4.1            In beroep heeft klager zijn klacht herhaald en nader toegelicht.

4.2            De arts heeft gemotiveerd verweer gevoerd en geconcludeerd tot verwerping van het beroep.

4.3            De behandeling van de zaak in beroep heeft het Centraal Tuchtcollege geen aanleiding gegeven tot de vaststelling van andere feiten en tot andere beschouwingen en beslissingen dan die van het Regionaal Tuchtcollege in eerste aanleg. Ten aanzien van het zesde klachtonderdeel onderschrijft het Centraal Tuchtcollege het oordeel van het Regionaal Tuchtcollege, dat de arts binnen de specifieke context van deze situatie, waarbij klager van meet af aan stelde dat hij een machtiging van zijn moeder had, maar deze bij herhaling weigerde te tonen dan wel (in kopie) over te leggen, niet ook nog hoefde na te gaan of sprake wa s van veronderstelde toestemming of een andere grondslag op grond waarvan inzage in het medisch dossier van de moeder kon worden verleend. Het beroep zal dan ook worden verworpen.

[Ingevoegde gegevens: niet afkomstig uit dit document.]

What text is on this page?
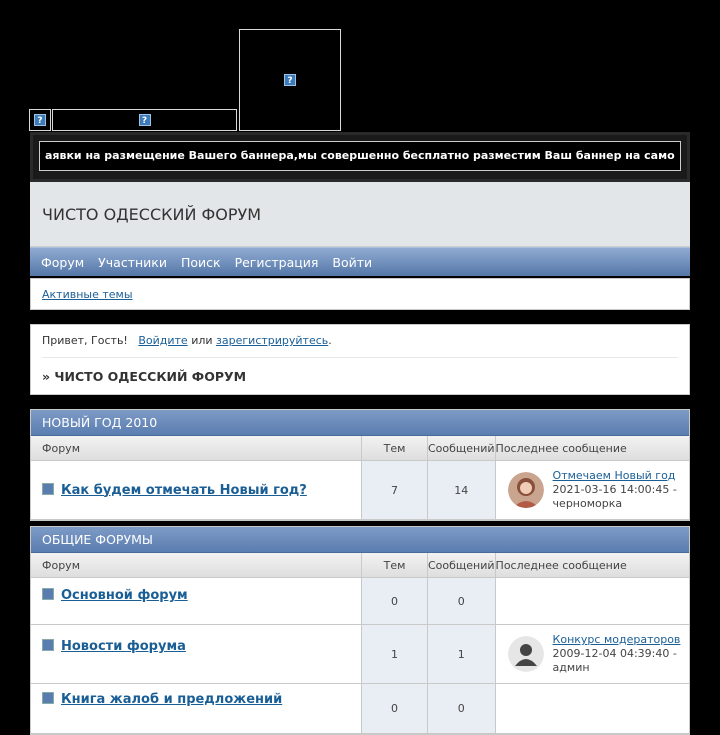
?
?	?
аявки на размещение Вашего баннера,мы совершенно бесплатно разместим Ваш баннер на само
ЧИСТО ОДЕССКИЙ ФОРУМ
Форум Участники Поиск Регистрация Войти
Активные темы
Привет, Гость! Войдите или зарегистрируйтесь.
» ЧИСТО ОДЕССКИЙ ФОРУМ
НОВЫЙ ГОД 2010
Форум	Тем	Сообщений	Последнее сообщение
Как будем отмечать Новый год?	7	14	Отмечаем Новый год
2021-03-16 14:00:45 -
черноморка
ОБЩИЕ ФОРУМЫ
Форум	Тем	Сообщений	Последнее сообщение
Основной форум	0	0	
Новости форума	1	1	Конкурс модераторов
2009-12-04 04:39:40 -
админ

Книга жалоб и предложений	0	0	
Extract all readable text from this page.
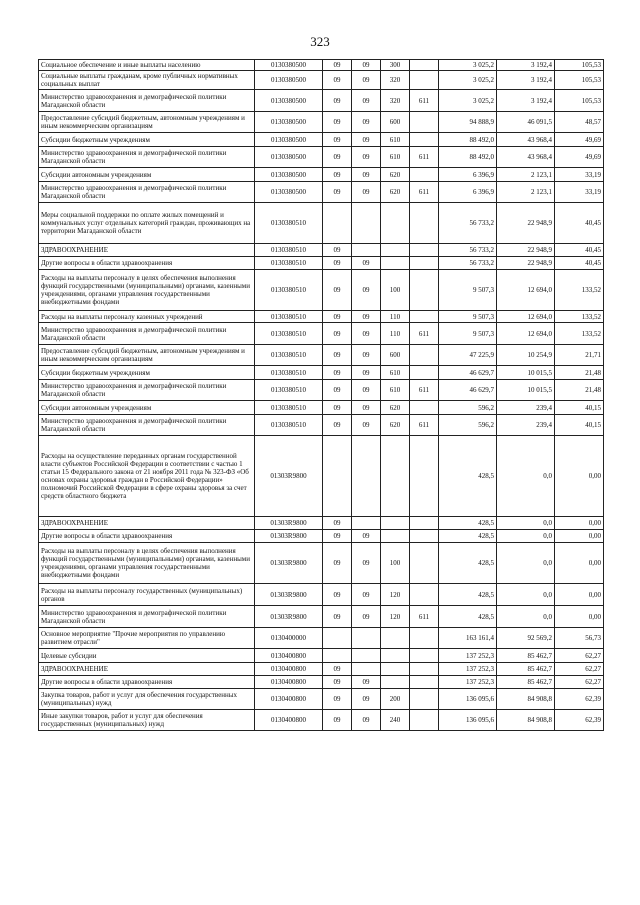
323
Социальное обеспечение и иные выплаты населению	0130380500	09	09	300		3 025,2	3 192,4	105,53
Социальные выплаты гражданам, кроме публичных нормативных социальных выплат	0130380500	09	09	320		3 025,2	3 192,4	105,53
Министерство здравоохранения и демографической политики Магаданской области	0130380500	09	09	320	611	3 025,2	3 192,4	105,53
Предоставление субсидий бюджетным, автономным учреждениям и иным некоммерческим организациям	0130380500	09	09	600		94 888,9	46 091,5	48,57
Субсидии бюджетным учреждениям	0130380500	09	09	610		88 492,0	43 968,4	49,69
Министерство здравоохранения и демографической политики Магаданской области	0130380500	09	09	610	611	88 492,0	43 968,4	49,69
Субсидии автономным учреждениям	0130380500	09	09	620		6 396,9	2 123,1	33,19
Министерство здравоохранения и демографической политики Магаданской области	0130380500	09	09	620	611	6 396,9	2 123,1	33,19
Меры социальной поддержки по оплате жилых помещений и коммунальных услуг отдельных категорий граждан, проживающих на территории Магаданской области	0130380510					56 733,2	22 948,9	40,45
ЗДРАВООХРАНЕНИЕ	0130380510	09				56 733,2	22 948,9	40,45
Другие вопросы в области здравоохранения	0130380510	09	09			56 733,2	22 948,9	40,45
Расходы на выплаты персоналу в целях обеспечения выполнения функций государственными (муниципальными) органами, казенными учреждениями, органами управления государственными внебюджетными фондами	0130380510	09	09	100		9 507,3	12 694,0	133,52
Расходы на выплаты персоналу казенных учреждений	0130380510	09	09	110		9 507,3	12 694,0	133,52
Министерство здравоохранения и демографической политики Магаданской области	0130380510	09	09	110	611	9 507,3	12 694,0	133,52
Предоставление субсидий бюджетным, автономным учреждениям и иным некоммерческим организациям	0130380510	09	09	600		47 225,9	10 254,9	21,71
Субсидии бюджетным учреждениям	0130380510	09	09	610		46 629,7	10 015,5	21,48
Министерство здравоохранения и демографической политики Магаданской области	0130380510	09	09	610	611	46 629,7	10 015,5	21,48
Субсидии автономным учреждениям	0130380510	09	09	620		596,2	239,4	40,15
Министерство здравоохранения и демографической политики Магаданской области	0130380510	09	09	620	611	596,2	239,4	40,15
Расходы на осуществление переданных органам государственной власти субъектов Российской Федерации в соответствии с частью 1 статьи 15 Федерального закона от 21 ноября 2011 года № 323-ФЗ «Об основах охраны здоровья граждан в Российской Федерации» полномочий Российской Федерации в сфере охраны здоровья за счет средств областного бюджета	01303R9800					428,5	0,0	0,00
ЗДРАВООХРАНЕНИЕ	01303R9800	09				428,5	0,0	0,00
Другие вопросы в области здравоохранения	01303R9800	09	09			428,5	0,0	0,00
Расходы на выплаты персоналу в целях обеспечения выполнения функций государственными (муниципальными) органами, казенными учреждениями, органами управления государственными внебюджетными фондами	01303R9800	09	09	100		428,5	0,0	0,00
Расходы на выплаты персоналу государственных (муниципальных) органов	01303R9800	09	09	120		428,5	0,0	0,00
Министерство здравоохранения и демографической политики Магаданской области	01303R9800	09	09	120	611	428,5	0,0	0,00
Основное мероприятие "Прочие мероприятия по управлению развитием отрасли"	0130400000					163 161,4	92 569,2	56,73
Целевые субсидии	0130400800					137 252,3	85 462,7	62,27
ЗДРАВООХРАНЕНИЕ	0130400800	09				137 252,3	85 462,7	62,27
Другие вопросы в области здравоохранения	0130400800	09	09			137 252,3	85 462,7	62,27
Закупка товаров, работ и услуг для обеспечения государственных (муниципальных) нужд	0130400800	09	09	200		136 095,6	84 908,8	62,39
Иные закупки товаров, работ и услуг для обеспечения государственных (муниципальных) нужд	0130400800	09	09	240		136 095,6	84 908,8	62,39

5.                Beslissing

Het Centraal Tuchtcollege voor de Gezondheidszorg:

verwerpt het beroep.

Deze beslissing is gegeven door: mr. T.L. de Vries, voorzitter, mr. L.F. Gerretsen-Visser en

mr. drs. R. Prakke-Nieuwenhuizen, leden-juristen en drs. A.C.L. Allertz en dr. J.J. de Jong, leden-beroepsgenoten en mr. C.F. van Spanje-van Klaveren, secretaris.

Uitgesproken ter openbare zitting van 16 januari 2018.

            Voorzitter   w.g.                                                        Secretaris  w.g.